The crescent-shaped expanse of Lake Geneva (known as Lac Léman in France) is some 73km long, 14km wide and an impressive 310m deep; it has always been a natural border with Switzerland to the north. Even in summer, the lake is subject to violent storms, yet the experience of sailing across its waters on a calm day is delightful, and should not be missed. On the French side of the lake, the spa resort of Évian-les-Bains(of bottled water fame) and the picturesque village of Yvoire are the main sites of interest. Thonon-les-Bains, a larger town situated between these two landmarks, is the starting point of the renowned touring route, the Route des Grandes Alpes, and a gateway to the beautiful Chablais region to the south of the lake. North of the lake, close to the Swiss border, is the peaceful spa town of Divonne-les-Bains, and the green pastures of the Pays de Gex region, renowned for its blue cheese and scenic hiking and cycling routes.

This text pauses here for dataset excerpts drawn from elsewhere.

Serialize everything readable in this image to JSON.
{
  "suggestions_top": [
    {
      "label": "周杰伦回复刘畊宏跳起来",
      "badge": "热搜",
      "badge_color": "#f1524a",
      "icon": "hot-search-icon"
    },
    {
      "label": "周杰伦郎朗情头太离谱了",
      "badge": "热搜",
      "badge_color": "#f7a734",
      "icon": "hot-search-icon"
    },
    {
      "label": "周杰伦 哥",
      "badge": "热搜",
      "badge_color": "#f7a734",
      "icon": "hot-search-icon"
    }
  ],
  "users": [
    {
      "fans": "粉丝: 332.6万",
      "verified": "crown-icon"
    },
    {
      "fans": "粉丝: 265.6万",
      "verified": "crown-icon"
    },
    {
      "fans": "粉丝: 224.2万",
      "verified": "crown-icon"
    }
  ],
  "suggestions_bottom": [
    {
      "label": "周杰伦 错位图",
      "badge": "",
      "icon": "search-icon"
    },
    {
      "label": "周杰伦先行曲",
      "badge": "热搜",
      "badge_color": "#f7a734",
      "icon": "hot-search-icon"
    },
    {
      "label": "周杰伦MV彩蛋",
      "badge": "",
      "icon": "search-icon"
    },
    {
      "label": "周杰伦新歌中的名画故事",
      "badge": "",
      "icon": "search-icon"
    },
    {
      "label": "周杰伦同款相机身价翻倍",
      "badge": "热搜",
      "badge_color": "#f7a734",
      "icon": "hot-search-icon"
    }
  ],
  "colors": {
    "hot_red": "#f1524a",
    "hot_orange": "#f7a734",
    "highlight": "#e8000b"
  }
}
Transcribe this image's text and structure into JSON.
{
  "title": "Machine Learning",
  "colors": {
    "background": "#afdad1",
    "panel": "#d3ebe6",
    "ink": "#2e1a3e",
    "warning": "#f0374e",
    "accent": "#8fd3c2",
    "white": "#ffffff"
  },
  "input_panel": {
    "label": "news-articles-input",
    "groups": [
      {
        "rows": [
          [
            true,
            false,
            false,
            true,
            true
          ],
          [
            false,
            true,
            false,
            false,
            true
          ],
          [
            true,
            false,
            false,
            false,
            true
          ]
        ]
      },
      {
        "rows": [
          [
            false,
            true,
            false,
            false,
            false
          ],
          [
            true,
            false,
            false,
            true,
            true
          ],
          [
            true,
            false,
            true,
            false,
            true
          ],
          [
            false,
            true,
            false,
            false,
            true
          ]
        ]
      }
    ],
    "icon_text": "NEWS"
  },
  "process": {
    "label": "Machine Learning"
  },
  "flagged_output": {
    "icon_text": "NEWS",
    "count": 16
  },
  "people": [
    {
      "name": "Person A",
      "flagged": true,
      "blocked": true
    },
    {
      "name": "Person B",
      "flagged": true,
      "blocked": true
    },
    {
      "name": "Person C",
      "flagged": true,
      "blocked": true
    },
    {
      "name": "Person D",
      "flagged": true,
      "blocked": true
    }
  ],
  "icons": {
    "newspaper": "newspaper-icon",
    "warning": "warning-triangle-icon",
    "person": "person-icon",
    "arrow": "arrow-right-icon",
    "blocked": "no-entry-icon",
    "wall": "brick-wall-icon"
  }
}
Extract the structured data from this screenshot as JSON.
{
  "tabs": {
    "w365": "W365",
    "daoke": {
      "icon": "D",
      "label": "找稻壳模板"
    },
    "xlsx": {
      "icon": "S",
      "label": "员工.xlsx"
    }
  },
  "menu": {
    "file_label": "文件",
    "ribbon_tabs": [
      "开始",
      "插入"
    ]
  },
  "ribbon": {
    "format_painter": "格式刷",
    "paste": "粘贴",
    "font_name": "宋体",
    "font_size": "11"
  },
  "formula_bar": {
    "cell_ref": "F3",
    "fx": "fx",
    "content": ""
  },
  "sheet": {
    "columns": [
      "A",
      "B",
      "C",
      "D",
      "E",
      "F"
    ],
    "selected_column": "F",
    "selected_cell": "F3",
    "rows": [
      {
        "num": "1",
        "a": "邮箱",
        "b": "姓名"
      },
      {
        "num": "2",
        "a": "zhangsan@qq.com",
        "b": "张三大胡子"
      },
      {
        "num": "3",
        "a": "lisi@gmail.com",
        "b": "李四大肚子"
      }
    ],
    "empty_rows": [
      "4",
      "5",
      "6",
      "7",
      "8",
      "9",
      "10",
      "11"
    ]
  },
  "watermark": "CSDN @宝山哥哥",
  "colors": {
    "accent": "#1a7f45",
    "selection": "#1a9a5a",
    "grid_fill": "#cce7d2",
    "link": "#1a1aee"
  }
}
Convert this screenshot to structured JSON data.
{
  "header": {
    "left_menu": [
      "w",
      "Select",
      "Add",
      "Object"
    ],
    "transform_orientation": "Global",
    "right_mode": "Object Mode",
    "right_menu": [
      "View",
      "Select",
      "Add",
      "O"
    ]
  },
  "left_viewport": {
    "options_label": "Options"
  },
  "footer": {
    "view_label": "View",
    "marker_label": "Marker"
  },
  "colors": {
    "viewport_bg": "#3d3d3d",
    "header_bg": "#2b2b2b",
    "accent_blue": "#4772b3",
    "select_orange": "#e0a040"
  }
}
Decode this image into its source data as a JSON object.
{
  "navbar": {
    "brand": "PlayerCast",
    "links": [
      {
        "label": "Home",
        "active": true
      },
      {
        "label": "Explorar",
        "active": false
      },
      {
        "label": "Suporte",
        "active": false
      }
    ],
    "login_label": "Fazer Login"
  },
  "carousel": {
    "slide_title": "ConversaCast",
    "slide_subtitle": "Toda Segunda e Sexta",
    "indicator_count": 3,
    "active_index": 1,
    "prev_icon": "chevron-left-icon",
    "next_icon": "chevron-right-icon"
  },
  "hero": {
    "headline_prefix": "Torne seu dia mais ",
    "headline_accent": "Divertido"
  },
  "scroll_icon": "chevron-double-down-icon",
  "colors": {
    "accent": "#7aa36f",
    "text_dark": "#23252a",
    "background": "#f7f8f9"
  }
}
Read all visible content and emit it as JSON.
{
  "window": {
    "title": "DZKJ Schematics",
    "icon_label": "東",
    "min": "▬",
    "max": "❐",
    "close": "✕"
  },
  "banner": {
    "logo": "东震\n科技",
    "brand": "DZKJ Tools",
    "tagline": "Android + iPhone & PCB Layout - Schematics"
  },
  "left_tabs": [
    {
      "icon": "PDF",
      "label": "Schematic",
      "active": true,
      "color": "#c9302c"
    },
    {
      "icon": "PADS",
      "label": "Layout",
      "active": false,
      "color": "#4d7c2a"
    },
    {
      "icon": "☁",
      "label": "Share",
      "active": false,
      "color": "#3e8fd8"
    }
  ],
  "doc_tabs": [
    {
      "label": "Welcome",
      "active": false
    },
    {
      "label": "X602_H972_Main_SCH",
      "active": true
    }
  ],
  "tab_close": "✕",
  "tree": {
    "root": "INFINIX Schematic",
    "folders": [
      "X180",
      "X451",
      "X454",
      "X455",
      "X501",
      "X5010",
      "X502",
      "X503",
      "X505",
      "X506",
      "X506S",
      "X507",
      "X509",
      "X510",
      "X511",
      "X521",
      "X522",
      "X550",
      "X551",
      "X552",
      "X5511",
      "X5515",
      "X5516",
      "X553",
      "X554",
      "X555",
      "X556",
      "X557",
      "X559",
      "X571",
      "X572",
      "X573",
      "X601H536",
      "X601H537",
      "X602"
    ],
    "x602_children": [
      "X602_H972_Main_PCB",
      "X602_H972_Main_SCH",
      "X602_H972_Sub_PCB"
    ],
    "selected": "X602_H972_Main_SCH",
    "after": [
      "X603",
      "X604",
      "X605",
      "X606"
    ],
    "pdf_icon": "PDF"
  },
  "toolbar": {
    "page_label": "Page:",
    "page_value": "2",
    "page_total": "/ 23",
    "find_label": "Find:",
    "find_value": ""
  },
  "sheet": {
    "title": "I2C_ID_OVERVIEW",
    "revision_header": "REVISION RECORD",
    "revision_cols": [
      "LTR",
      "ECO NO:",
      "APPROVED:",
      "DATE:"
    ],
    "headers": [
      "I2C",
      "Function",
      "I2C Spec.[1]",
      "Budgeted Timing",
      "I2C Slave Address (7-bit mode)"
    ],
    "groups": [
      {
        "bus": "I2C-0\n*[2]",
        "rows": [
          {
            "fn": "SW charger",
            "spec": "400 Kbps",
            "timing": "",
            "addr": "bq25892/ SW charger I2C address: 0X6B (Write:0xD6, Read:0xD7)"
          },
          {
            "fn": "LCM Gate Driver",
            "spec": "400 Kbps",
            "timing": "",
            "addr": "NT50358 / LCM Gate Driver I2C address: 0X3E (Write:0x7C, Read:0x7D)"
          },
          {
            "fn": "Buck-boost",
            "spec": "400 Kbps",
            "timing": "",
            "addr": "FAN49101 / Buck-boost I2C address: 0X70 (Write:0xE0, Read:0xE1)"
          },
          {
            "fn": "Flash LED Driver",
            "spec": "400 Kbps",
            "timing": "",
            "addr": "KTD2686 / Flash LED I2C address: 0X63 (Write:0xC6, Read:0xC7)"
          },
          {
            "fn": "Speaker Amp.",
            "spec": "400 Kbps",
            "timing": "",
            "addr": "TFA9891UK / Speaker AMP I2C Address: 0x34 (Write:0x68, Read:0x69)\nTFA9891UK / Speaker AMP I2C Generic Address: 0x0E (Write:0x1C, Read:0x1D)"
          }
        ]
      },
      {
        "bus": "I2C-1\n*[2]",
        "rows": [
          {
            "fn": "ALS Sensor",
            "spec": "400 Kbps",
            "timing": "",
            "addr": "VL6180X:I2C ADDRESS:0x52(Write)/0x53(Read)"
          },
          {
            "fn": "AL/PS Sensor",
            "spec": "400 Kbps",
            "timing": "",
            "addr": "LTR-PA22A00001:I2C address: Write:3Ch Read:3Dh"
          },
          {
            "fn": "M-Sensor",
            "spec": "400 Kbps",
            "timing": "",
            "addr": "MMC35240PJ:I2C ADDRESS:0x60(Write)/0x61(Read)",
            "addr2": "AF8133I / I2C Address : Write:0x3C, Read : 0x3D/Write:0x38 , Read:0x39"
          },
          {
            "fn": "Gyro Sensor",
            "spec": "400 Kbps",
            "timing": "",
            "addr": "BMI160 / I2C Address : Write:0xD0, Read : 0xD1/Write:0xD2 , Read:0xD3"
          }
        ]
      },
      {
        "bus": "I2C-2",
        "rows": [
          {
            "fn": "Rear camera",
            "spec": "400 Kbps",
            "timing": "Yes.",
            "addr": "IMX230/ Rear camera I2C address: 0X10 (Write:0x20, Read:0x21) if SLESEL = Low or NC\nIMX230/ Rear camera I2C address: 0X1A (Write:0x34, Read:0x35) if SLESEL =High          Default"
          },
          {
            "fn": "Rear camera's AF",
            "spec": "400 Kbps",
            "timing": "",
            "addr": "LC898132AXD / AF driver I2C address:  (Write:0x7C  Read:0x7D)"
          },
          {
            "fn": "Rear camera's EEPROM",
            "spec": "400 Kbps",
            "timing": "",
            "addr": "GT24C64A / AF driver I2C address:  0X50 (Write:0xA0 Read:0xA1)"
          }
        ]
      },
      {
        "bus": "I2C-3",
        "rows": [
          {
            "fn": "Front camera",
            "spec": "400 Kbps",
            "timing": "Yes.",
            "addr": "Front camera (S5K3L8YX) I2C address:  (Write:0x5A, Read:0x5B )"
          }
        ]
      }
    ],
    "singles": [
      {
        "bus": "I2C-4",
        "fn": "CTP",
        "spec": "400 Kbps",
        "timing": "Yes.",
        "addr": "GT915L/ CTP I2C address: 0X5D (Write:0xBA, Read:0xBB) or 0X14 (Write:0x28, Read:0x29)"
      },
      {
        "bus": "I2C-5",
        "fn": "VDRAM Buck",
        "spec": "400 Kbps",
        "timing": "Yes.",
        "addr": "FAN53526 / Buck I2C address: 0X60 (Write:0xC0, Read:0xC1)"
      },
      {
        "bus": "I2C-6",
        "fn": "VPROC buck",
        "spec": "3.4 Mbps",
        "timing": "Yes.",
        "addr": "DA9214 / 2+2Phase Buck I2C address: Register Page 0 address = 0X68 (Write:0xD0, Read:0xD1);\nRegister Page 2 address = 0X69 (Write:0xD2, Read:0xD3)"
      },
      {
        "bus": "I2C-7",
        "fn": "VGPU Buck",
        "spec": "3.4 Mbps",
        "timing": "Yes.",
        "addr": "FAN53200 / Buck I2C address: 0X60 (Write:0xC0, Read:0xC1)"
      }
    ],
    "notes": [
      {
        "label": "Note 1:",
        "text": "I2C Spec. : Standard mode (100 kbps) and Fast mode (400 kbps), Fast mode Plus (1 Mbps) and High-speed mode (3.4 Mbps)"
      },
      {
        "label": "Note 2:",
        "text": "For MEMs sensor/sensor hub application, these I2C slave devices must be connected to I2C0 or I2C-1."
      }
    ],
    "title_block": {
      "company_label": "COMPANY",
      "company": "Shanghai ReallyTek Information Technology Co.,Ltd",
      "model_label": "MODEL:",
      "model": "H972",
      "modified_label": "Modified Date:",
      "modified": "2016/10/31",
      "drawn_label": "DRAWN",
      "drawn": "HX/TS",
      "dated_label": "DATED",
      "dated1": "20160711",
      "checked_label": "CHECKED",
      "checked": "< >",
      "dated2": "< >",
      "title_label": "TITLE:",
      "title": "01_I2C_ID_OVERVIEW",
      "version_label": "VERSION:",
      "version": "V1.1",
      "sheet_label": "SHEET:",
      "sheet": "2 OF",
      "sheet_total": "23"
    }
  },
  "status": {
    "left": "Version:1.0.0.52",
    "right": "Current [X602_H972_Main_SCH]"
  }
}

The most well-known French spa resort on Lake Geneva, Évian maintains a clinical orderliness that wouldn’t be out of place on the opposite side of the water. Newly renovated, the Thermes Evian Spa offers all manner of treatments, but most people come here just to wallow in the warming, Evian-sourced thermal waters; the entrance fee includes access to the various pools, sauna, jacuzzi, hamam and fitness centre. Just beyond the spa, and elegantly laid out with squares of immaculately mown grass, perfectly clipped hedges and colourful flowerbeds, the waterfront strip is the town’s focal point. Its main promenade is fronted by a quartet of fine belle époque buildings, not least the grand, glazed brick and stone Palais Lumière, built as a pump-room in 1902 and adorned with gorgeous stained-glass windows and Art Nouveau frescoes – today it’s a cultural centre, hosting regular exhibitions. Next door is the town hall, the former summer residence of celebrated photographer Antoine Lumière, while a little further along is the prepossessing theatre building which has been functioning as such since 1885. Completing this showy line-up of buildings, and which no self-respecting spa resort would be without, is the casino (1912), topped by a “Neo-Byzantine” dome and elegant scalloped arcade.
Occupying a picture-postcard setting 25km to the west of Évian is the absurdly pretty medieval village of Yvoire, where narrow cobbled lanes lined with artisan shops and chunky stone-built houses slope down to the water’s edge, and every street corner seemingly abounds with colourful flowers. Although the village heaves with day-trippers – notably Japanese – in the summer months, you can still find some peace and quiet. Today the most visible reminder of Yvoire’s medieval past is the old castle along with the two stone gateways, both dating from the fourteenth century.